By Joseph Nichols, Staff Writer
As the snowflakes fell in droves outside, I sat perched on my chair, eagerly awaiting the story I was going to hear. A drag queen donning a glimmering rainbow dress and a wig that resembled the likes of Marie Antoinette sat before me.
The Human Library was founded in Denmark by author Ronnie Abergel, and its mission “aims to address people’s prejudices by helping them to talk to those they would not normally meet… The organization uses a library analogy of lending people rather than books.”
The Human Library has since expanded across 85 countries in its 22-year lifespan, and it found a new station in the Pleasant Ridge Library Branch. On Saturday, members of the community joined the Human Library as “readers.” Upon walking into the library, suspension of disbelief begins as readers are met with “librarians,” representatives with The Human Library. Readers then look at a sign on which “titles” are available to read and which ones are checked out.
In my time at the event, the titles I read were Drag Queen, Furry, Priest, Mystic and Black. Each person told me how their identity shaped who they are today and worked with me to realize preconceptions that I held. They were very responsive to my questions and eager to help expand my worldview.

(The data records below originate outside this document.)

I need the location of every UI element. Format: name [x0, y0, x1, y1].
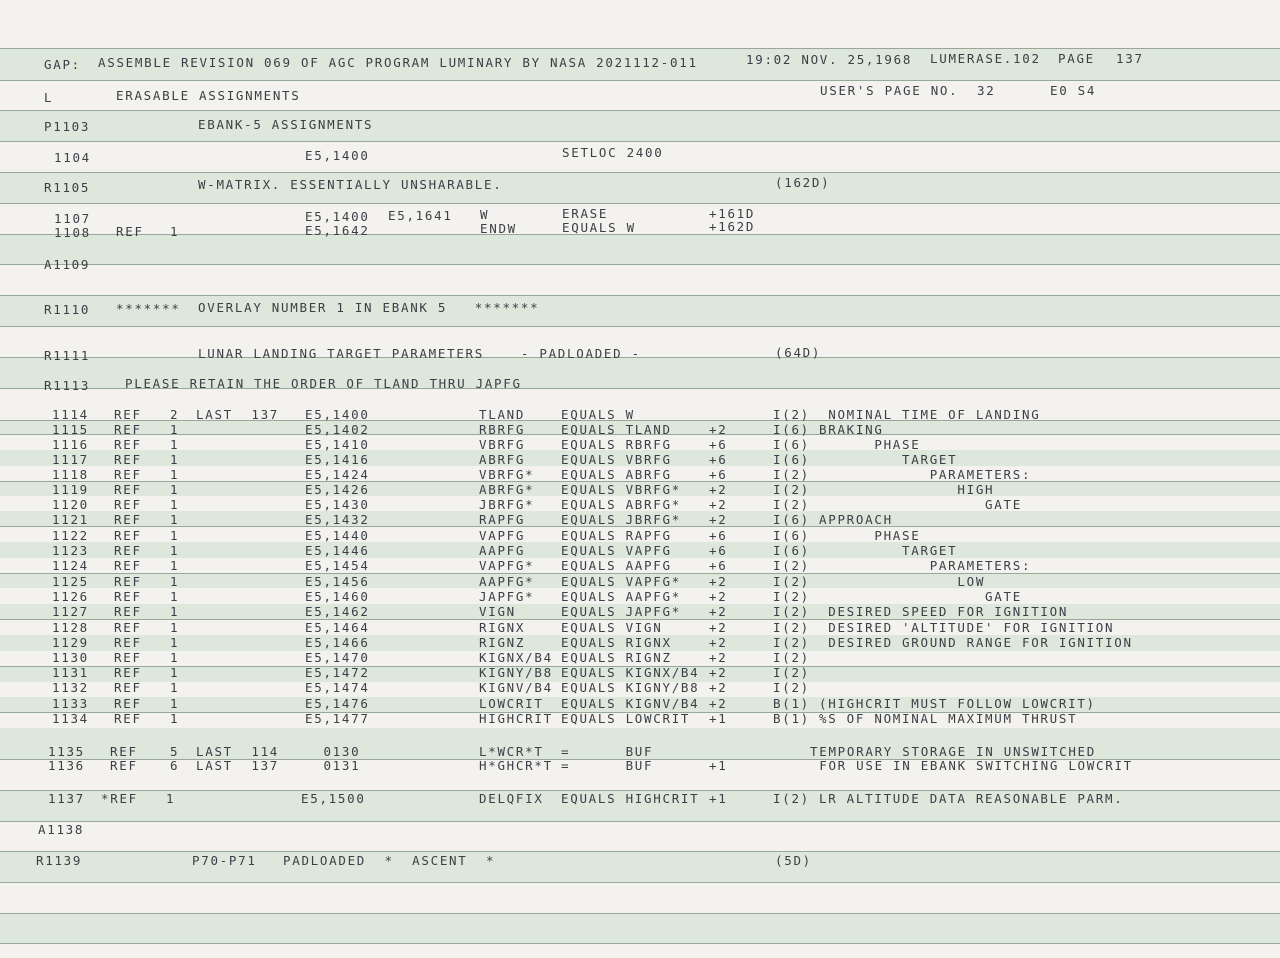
- line-number: 1104: [54, 150, 91, 165]
- symbol: RAPFG: [479, 512, 526, 527]
- opcode: EQUALS AAPFG: [561, 558, 672, 573]
- address: E5,1424: [305, 467, 370, 482]
- symbol: VIGN: [479, 604, 516, 619]
- address: E5,1400: [305, 148, 370, 163]
- line-number: A1138: [38, 822, 85, 837]
- source-comment: W-MATRIX. ESSENTIALLY UNSHARABLE.: [198, 177, 503, 192]
- ref-count: 1: [170, 604, 180, 619]
- line-number: 1125: [52, 574, 89, 589]
- rule-line: [0, 203, 1280, 204]
- ref-count: 1: [170, 512, 180, 527]
- ref-label: REF: [114, 574, 142, 589]
- comment: BRAKING: [819, 422, 884, 437]
- symbol: LOWCRIT: [479, 696, 544, 711]
- opcode: EQUALS VAPFG: [561, 543, 672, 558]
- operand-offset: +6: [709, 467, 728, 482]
- rule-line: [0, 326, 1280, 327]
- ref-count: 1: [170, 422, 180, 437]
- size-note: I(2): [773, 497, 810, 512]
- address: E5,1642: [305, 223, 370, 238]
- operand-offset: +162D: [709, 219, 756, 234]
- line-number: 1130: [52, 650, 89, 665]
- line-number: 1129: [52, 635, 89, 650]
- opcode: EQUALS VBRFG*: [561, 482, 681, 497]
- listing-file: LUMERASE.102: [930, 51, 1041, 66]
- ref-label: REF: [114, 558, 142, 573]
- address: E5,1500: [301, 791, 366, 806]
- rule-line: [0, 234, 1280, 235]
- address: E5,1454: [305, 558, 370, 573]
- opcode: EQUALS ABRFG*: [561, 497, 681, 512]
- last-page: LAST 137: [196, 758, 280, 773]
- line-number: 1134: [52, 711, 89, 726]
- operand-offset: +2: [709, 620, 728, 635]
- size-note: I(2): [773, 665, 810, 680]
- line-number: 1132: [52, 680, 89, 695]
- address: E5,1410: [305, 437, 370, 452]
- address: E5,1416: [305, 452, 370, 467]
- opcode: = BUF: [561, 758, 654, 773]
- line-number: 1107: [54, 211, 91, 226]
- ref-label: REF: [114, 422, 142, 437]
- size-note: I(6): [773, 512, 810, 527]
- ref-count: 1: [170, 680, 180, 695]
- line-number: 1122: [52, 528, 89, 543]
- line-number: 1126: [52, 589, 89, 604]
- ref-count: 1: [170, 452, 180, 467]
- section-title: ERASABLE ASSIGNMENTS: [116, 88, 301, 103]
- line-number: 1116: [52, 437, 89, 452]
- green-bar: [0, 913, 1280, 943]
- ref-label: REF: [114, 696, 142, 711]
- ref-label: REF: [110, 744, 138, 759]
- listing-title: ASSEMBLE REVISION 069 OF AGC PROGRAM LUMINARY BY NASA 2021112-011: [98, 55, 698, 70]
- line-number: 1114: [52, 407, 89, 422]
- line-number: R1139: [36, 853, 83, 868]
- ref-count: 1: [170, 574, 180, 589]
- size-note: (64D): [775, 345, 822, 360]
- size-note: I(2): [773, 620, 810, 635]
- source-comment: EBANK-5 ASSIGNMENTS: [198, 117, 374, 132]
- line-number: 1118: [52, 467, 89, 482]
- ref-label: REF: [114, 620, 142, 635]
- opcode: EQUALS VAPFG*: [561, 574, 681, 589]
- address: E5,1456: [305, 574, 370, 589]
- rule-line: [0, 48, 1280, 49]
- ref-label: *REF: [101, 791, 138, 806]
- address: E5,1460: [305, 589, 370, 604]
- operand-offset: +1: [709, 758, 728, 773]
- ref-label: REF: [114, 497, 142, 512]
- line-number: R1113: [44, 378, 91, 393]
- address: E5,1400: [305, 407, 370, 422]
- opcode: EQUALS LOWCRIT: [561, 711, 691, 726]
- ref-count: 1: [170, 528, 180, 543]
- symbol: VBRFG*: [479, 467, 535, 482]
- line-number: 1128: [52, 620, 89, 635]
- ref-count: 1: [170, 543, 180, 558]
- symbol: HIGHCRIT: [479, 711, 553, 726]
- page-number: 137: [1116, 51, 1144, 66]
- ref-label: REF: [114, 680, 142, 695]
- symbol: KIGNY/B8: [479, 665, 553, 680]
- line-number: 1124: [52, 558, 89, 573]
- ref-count: 1: [170, 482, 180, 497]
- ref-label: REF: [114, 512, 142, 527]
- size-note: I(6): [773, 543, 810, 558]
- comment: GATE: [819, 497, 1022, 512]
- operand-offset: +2: [709, 650, 728, 665]
- address: 0131: [305, 758, 361, 773]
- address: E5,1464: [305, 620, 370, 635]
- green-bar: [0, 295, 1280, 326]
- address: E5,1400: [305, 209, 370, 224]
- rule-line: [0, 851, 1280, 852]
- ref-count: 1: [170, 711, 180, 726]
- ref-label: REF: [114, 543, 142, 558]
- comment: NOMINAL TIME OF LANDING: [819, 407, 1041, 422]
- comment: LOW: [819, 574, 986, 589]
- opcode: EQUALS W: [562, 220, 636, 235]
- comment: DESIRED 'ALTITUDE' FOR IGNITION: [819, 620, 1115, 635]
- symbol: KIGNV/B4: [479, 680, 553, 695]
- symbol: ABRFG*: [479, 482, 535, 497]
- size-note: (5D): [775, 853, 812, 868]
- opcode: ERASE: [562, 206, 609, 221]
- ref-count: 1: [170, 497, 180, 512]
- green-bar: [0, 234, 1280, 264]
- ref-label: REF: [114, 665, 142, 680]
- line-number: 1136: [48, 758, 85, 773]
- size-note: I(2): [773, 467, 810, 482]
- ref-count: 2: [170, 407, 180, 422]
- last-page: LAST 114: [196, 744, 280, 759]
- rule-line: [0, 821, 1280, 822]
- line-number: R1105: [44, 180, 91, 195]
- symbol: KIGNX/B4: [479, 650, 553, 665]
- symbol: RBRFG: [479, 422, 526, 437]
- size-note: I(6): [773, 422, 810, 437]
- symbol: H*GHCR*T: [479, 758, 553, 773]
- opcode: SETLOC 2400: [562, 145, 664, 160]
- ref-label: REF: [114, 407, 142, 422]
- source-comment: OVERLAY NUMBER 1 IN EBANK 5 *******: [198, 300, 540, 315]
- opcode: EQUALS RIGNZ: [561, 650, 672, 665]
- symbol: ABRFG: [479, 452, 526, 467]
- operand-offset: +6: [709, 437, 728, 452]
- line-number: 1137: [48, 791, 85, 806]
- line-number: 1135: [48, 744, 85, 759]
- size-note: B(1): [773, 696, 810, 711]
- ref-label: REF: [114, 650, 142, 665]
- rule-line: [0, 110, 1280, 111]
- comment: PARAMETERS:: [819, 467, 1032, 482]
- ref-count: 1: [170, 620, 180, 635]
- opcode: EQUALS TLAND: [561, 422, 672, 437]
- size-note: I(2): [773, 680, 810, 695]
- opcode: EQUALS ABRFG: [561, 467, 672, 482]
- symbol: L*WCR*T: [479, 744, 544, 759]
- comment: PHASE: [819, 528, 921, 543]
- symbol: JBRFG*: [479, 497, 535, 512]
- operand-offset: +2: [709, 604, 728, 619]
- ref-label: REF: [114, 467, 142, 482]
- operand-offset: +161D: [709, 206, 756, 221]
- ref-count: 6: [170, 758, 180, 773]
- address: E5,1472: [305, 665, 370, 680]
- line-number: 1127: [52, 604, 89, 619]
- comment: PHASE: [819, 437, 921, 452]
- size-note: I(2): [773, 604, 810, 619]
- address: E5,1446: [305, 543, 370, 558]
- size-note: I(2): [773, 589, 810, 604]
- last-page: LAST 137: [196, 407, 280, 422]
- comment: %S OF NOMINAL MAXIMUM THRUST: [819, 711, 1078, 726]
- symbol: AAPFG: [479, 543, 526, 558]
- ref-label: REF: [116, 224, 144, 239]
- opcode: EQUALS RIGNX: [561, 635, 672, 650]
- address: E5,1476: [305, 696, 370, 711]
- comment: TARGET: [819, 452, 958, 467]
- ref-label: REF: [114, 482, 142, 497]
- size-note: B(1): [773, 711, 810, 726]
- size-note: I(2): [773, 650, 810, 665]
- opcode: = BUF: [561, 744, 654, 759]
- comment: DESIRED SPEED FOR IGNITION: [819, 604, 1069, 619]
- address: 0130: [305, 744, 361, 759]
- rule-line: [0, 80, 1280, 81]
- rule-line: [0, 913, 1280, 914]
- ref-count: 1: [170, 589, 180, 604]
- opcode: EQUALS KIGNY/B8: [561, 680, 700, 695]
- comment: LR ALTITUDE DATA REASONABLE PARM.: [819, 791, 1124, 806]
- source-comment: PLEASE RETAIN THE ORDER OF TLAND THRU JAPFG: [125, 376, 522, 391]
- symbol: RIGNZ: [479, 635, 526, 650]
- symbol: DELQFIX: [479, 791, 544, 806]
- comment: GATE: [819, 589, 1022, 604]
- ref-label: REF: [114, 528, 142, 543]
- rule-line: [0, 882, 1280, 883]
- size-note: I(2): [773, 558, 810, 573]
- operand-offset: +6: [709, 528, 728, 543]
- address: E5,1462: [305, 604, 370, 619]
- comment: APPROACH: [819, 512, 893, 527]
- ref-label: REF: [114, 711, 142, 726]
- symbol: VAPFG: [479, 528, 526, 543]
- ref-count: 5: [170, 744, 180, 759]
- operand-offset: +6: [709, 558, 728, 573]
- ref-label: REF: [114, 635, 142, 650]
- symbol: JAPFG*: [479, 589, 535, 604]
- operand-offset: +2: [709, 680, 728, 695]
- page-label: PAGE: [1058, 51, 1095, 66]
- line-number: 1117: [52, 452, 89, 467]
- size-note: I(2): [773, 791, 810, 806]
- operand-offset: +2: [709, 482, 728, 497]
- opcode: EQUALS RAPFG: [561, 528, 672, 543]
- line-number: R1110: [44, 302, 91, 317]
- rule-line: [0, 264, 1280, 265]
- operand-offset: +2: [709, 665, 728, 680]
- line-number: P1103: [44, 119, 91, 134]
- address: E5,1432: [305, 512, 370, 527]
- comment: DESIRED GROUND RANGE FOR IGNITION: [819, 635, 1133, 650]
- comment: TARGET: [819, 543, 958, 558]
- address: E5,1477: [305, 711, 370, 726]
- ref-label: REF: [114, 604, 142, 619]
- ref-count: 1: [170, 650, 180, 665]
- line-number: 1133: [52, 696, 89, 711]
- address: E5,1430: [305, 497, 370, 512]
- source-comment: *******: [116, 301, 181, 316]
- ref-count: 1: [170, 224, 180, 239]
- listing-timestamp: 19:02 NOV. 25,1968: [746, 52, 913, 67]
- symbol: TLAND: [479, 407, 526, 422]
- comment: PARAMETERS:: [819, 558, 1032, 573]
- size-note: I(2): [773, 574, 810, 589]
- line-number: 1119: [52, 482, 89, 497]
- operand-offset: +2: [709, 635, 728, 650]
- ref-label: REF: [114, 437, 142, 452]
- rule-line: [0, 943, 1280, 944]
- ref-count: 1: [170, 558, 180, 573]
- operand-offset: +2: [709, 589, 728, 604]
- size-note: I(2): [773, 635, 810, 650]
- users-page-label: USER'S PAGE NO.: [820, 83, 959, 98]
- size-note: (162D): [775, 175, 831, 190]
- operand-offset: +1: [709, 711, 728, 726]
- source-comment: PADLOADED * ASCENT *: [283, 853, 496, 868]
- symbol: RIGNX: [479, 620, 526, 635]
- address: E5,1474: [305, 680, 370, 695]
- operand-offset: +2: [709, 422, 728, 437]
- users-page-number: 32: [977, 83, 996, 98]
- opcode: EQUALS VIGN: [561, 620, 663, 635]
- rule-line: [0, 295, 1280, 296]
- operand-offset: +2: [709, 497, 728, 512]
- symbol: ENDW: [480, 221, 517, 236]
- opcode: EQUALS VBRFG: [561, 452, 672, 467]
- symbol: VBRFG: [479, 437, 526, 452]
- address: E5,1466: [305, 635, 370, 650]
- address: E5,1440: [305, 528, 370, 543]
- symbol: AAPFG*: [479, 574, 535, 589]
- address: E5,1402: [305, 422, 370, 437]
- line-number: 1115: [52, 422, 89, 437]
- opcode: EQUALS W: [561, 407, 635, 422]
- line-number: 1120: [52, 497, 89, 512]
- operand-offset: +6: [709, 452, 728, 467]
- comment: (HIGHCRIT MUST FOLLOW LOWCRIT): [819, 696, 1096, 711]
- size-note: I(2): [773, 482, 810, 497]
- symbol: W: [480, 207, 490, 222]
- section-marker: L: [44, 90, 54, 105]
- operand-offset: +2: [709, 574, 728, 589]
- opcode: EQUALS KIGNX/B4: [561, 665, 700, 680]
- rule-line: [0, 172, 1280, 173]
- operand-offset: +6: [709, 543, 728, 558]
- rule-line: [0, 141, 1280, 142]
- comment: HIGH: [819, 482, 995, 497]
- line-number: 1123: [52, 543, 89, 558]
- line-number: 1131: [52, 665, 89, 680]
- address-end: E5,1641: [388, 208, 453, 223]
- ref-label: REF: [114, 452, 142, 467]
- ref-count: 1: [170, 635, 180, 650]
- ref-label: REF: [114, 589, 142, 604]
- ref-count: 1: [170, 437, 180, 452]
- size-note: I(6): [773, 452, 810, 467]
- rule-line: [0, 420, 1280, 421]
- address: E5,1426: [305, 482, 370, 497]
- opcode: EQUALS HIGHCRIT: [561, 791, 700, 806]
- symbol: VAPFG*: [479, 558, 535, 573]
- ref-count: 1: [170, 467, 180, 482]
- size-note: I(6): [773, 528, 810, 543]
- source-comment: P70-P71: [192, 853, 257, 868]
- line-number: 1121: [52, 512, 89, 527]
- ref-count: 1: [170, 665, 180, 680]
- ref-count: 1: [170, 696, 180, 711]
- size-note: I(2): [773, 407, 810, 422]
- line-number: 1108: [54, 225, 91, 240]
- opcode: EQUALS JBRFG*: [561, 512, 681, 527]
- green-bar: [0, 172, 1280, 203]
- address: E5,1470: [305, 650, 370, 665]
- comment: FOR USE IN EBANK SWITCHING LOWCRIT: [810, 758, 1133, 773]
- source-comment: LUNAR LANDING TARGET PARAMETERS - PADLOADED -: [198, 346, 641, 361]
- comment: TEMPORARY STORAGE IN UNSWITCHED: [810, 744, 1096, 759]
- opcode: EQUALS RBRFG: [561, 437, 672, 452]
- line-number: A1109: [44, 257, 91, 272]
- size-note: I(6): [773, 437, 810, 452]
- gap-label: GAP:: [44, 57, 81, 72]
- eo-code: E0 S4: [1050, 83, 1097, 98]
- operand-offset: +2: [709, 512, 728, 527]
- ref-label: REF: [110, 758, 138, 773]
- operand-offset: +1: [709, 791, 728, 806]
- ref-count: 1: [166, 791, 176, 806]
- opcode: EQUALS JAPFG*: [561, 604, 681, 619]
- operand-offset: +2: [709, 696, 728, 711]
- green-bar: [0, 110, 1280, 141]
- line-number: R1111: [44, 348, 91, 363]
- opcode: EQUALS AAPFG*: [561, 589, 681, 604]
- opcode: EQUALS KIGNV/B4: [561, 696, 700, 711]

After brief introductions, a 30-minute conversation ensues. Both readers and titles are given a few brief questions in case one party runs aground and requires help with specific questions to ask. After 25 minutes, a librarian approaches the reader and their title and informs them that there are five minutes left. The rest of the time is uninterrupted for readers to listen to their title’s perspective and to challenge their own preconceptions. The titles informed me that part of what makes up who they are as a person needs to be shared with others.
The readers and titles ranged substantially, with both young children accompanied by parents as well as adults taking part in the event. It was the first human library event held at the Pleasant Ridge venue, but multiple librarians expressed interest in broadening The Human Library to other libraries across the city to draw in even more members of the Cincinnati community.
“For me, the big point for today would be that there are not many spaces for people to grow in empathy,” a librarian said. “This is a perfect place for people to get a fresh perspective and flex their empathy muscles.”
The Human Library does not have any more concrete plans in place to open again in Cincinnati, but I hope that others, like myself, can live this experience and discover a newfound perspective on a variety of people’s identities that challenges our own implicit biases.